The Woodsmith Project philosophy has always been to minimise our environmental footprint, and the passive airborne geophysical methods used will allow us to better understand the orebody and host stratigraphy without disrupting the local environment. The aeroplane has a 29 m wingspan, enabling maximum stability while flying to gather high accuracy data, and turbine engines pointing upwards to reduce the noise at low-flying elevations. The noise from 100 m away is equivalent to a blender.

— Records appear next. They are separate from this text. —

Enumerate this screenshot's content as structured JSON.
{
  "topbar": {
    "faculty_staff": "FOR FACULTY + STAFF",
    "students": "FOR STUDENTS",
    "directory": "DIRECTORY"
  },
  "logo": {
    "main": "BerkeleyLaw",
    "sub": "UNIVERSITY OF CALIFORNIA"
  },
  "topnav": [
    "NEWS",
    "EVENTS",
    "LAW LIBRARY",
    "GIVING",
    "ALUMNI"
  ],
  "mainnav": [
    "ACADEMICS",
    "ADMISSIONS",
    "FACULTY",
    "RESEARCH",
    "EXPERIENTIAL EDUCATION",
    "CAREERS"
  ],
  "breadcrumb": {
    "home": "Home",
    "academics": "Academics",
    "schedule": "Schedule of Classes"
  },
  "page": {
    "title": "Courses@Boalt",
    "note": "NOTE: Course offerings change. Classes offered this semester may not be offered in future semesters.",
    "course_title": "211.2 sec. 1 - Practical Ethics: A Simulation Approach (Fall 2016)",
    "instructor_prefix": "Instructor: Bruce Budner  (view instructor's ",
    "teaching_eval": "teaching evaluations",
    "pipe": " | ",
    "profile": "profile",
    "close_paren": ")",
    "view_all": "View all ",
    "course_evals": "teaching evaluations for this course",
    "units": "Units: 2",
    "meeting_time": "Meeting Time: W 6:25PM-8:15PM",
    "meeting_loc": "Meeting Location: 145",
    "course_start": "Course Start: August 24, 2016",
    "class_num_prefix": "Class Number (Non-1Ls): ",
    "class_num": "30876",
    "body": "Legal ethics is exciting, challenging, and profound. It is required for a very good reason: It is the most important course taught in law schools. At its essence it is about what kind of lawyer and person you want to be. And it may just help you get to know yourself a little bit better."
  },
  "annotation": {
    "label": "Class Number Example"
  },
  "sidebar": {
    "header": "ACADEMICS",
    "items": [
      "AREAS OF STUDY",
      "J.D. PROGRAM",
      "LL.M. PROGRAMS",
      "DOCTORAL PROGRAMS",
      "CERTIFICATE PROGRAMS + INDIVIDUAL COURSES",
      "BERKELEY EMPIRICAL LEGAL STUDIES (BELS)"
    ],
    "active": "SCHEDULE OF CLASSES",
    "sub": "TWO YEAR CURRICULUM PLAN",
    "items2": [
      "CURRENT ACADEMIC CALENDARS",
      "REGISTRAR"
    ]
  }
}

The instrumentation on board has been passively measuring the Earth’s ambient magnetic and gravitational fields across the project area. The Earth’s gravitational field is directly related to density and can be measured on land using a weight on a spring. The tension in the spring length is affected by the force of attraction from the mass of the ground below. This conventional gravity technique can’t be directly used in an aircraft due to the turbulent environment, which would generate different orders of magnitude greater than the small gravitational variation we are trying to measure. The innovation of an FTG survey is in the ability to collect extremely sensitive measurements from a moving platform, which enables coverage of a large area quickly and accurately.

 

The technology itself was initially developed by Lockheed Martin for the US Navy to enable nuclear submarines to navigate the ocean floor without using sonar and risking their discovery - think Sean Connery in the film ‘The Hunt for Red October’. The technique uses military-grade accelerometers (like we find in our smartphones to count steps but far more sensitive) working in pairs. As both accelerometers are affected by the same inertial movements of the aircraft, subtracting the response of one accelerometer from the other effectively cancels any aircraft motion-induced ‘noise’, leaving only the very tiny, real variations in the Earth’s gravitational field, which correspond to density variations in the ground below. FTG builds a 3D picture of subsurface density variations through the implementation of 6 pairs of these accelerometers on 3 spinning discs which are mutually perpendicular.

 

The Woodsmith polyhalite orebody formed from evaporation of brines on the basin margin of the ancient Zechstein Sea, some 250 million years ago. The FTG survey will pick up subtle differences in density between evaporite minerals, namely sulphate and chloride minerals, which predominate in separate areas of the basin. This newly acquired information is being integrated with complementary pre-existing 2D seismic data and drill hole information to further map and model the coastline at the time of the polyhalite deposit formation. Improving our understanding of the overall basin morphology will allow us to better understand the smaller scale geometry of the orebody itself, enabling us to plan and mine more effectively and safely in the future.

 

Now that the survey is complete the data is being processed. Interpretation will involve sophisticated science and maths, integrating physics-constrained neural networks to generate synthetic density models. It will involve collaboration across multiple disciplines in the wider Anglo American group, with the local geologists at Woodsmith working closely with the global Discovery and Geosciences team, and utilising cutting-edge Machine Learning insight from the global Data Analytics team, to ensure we will get the most value from the information.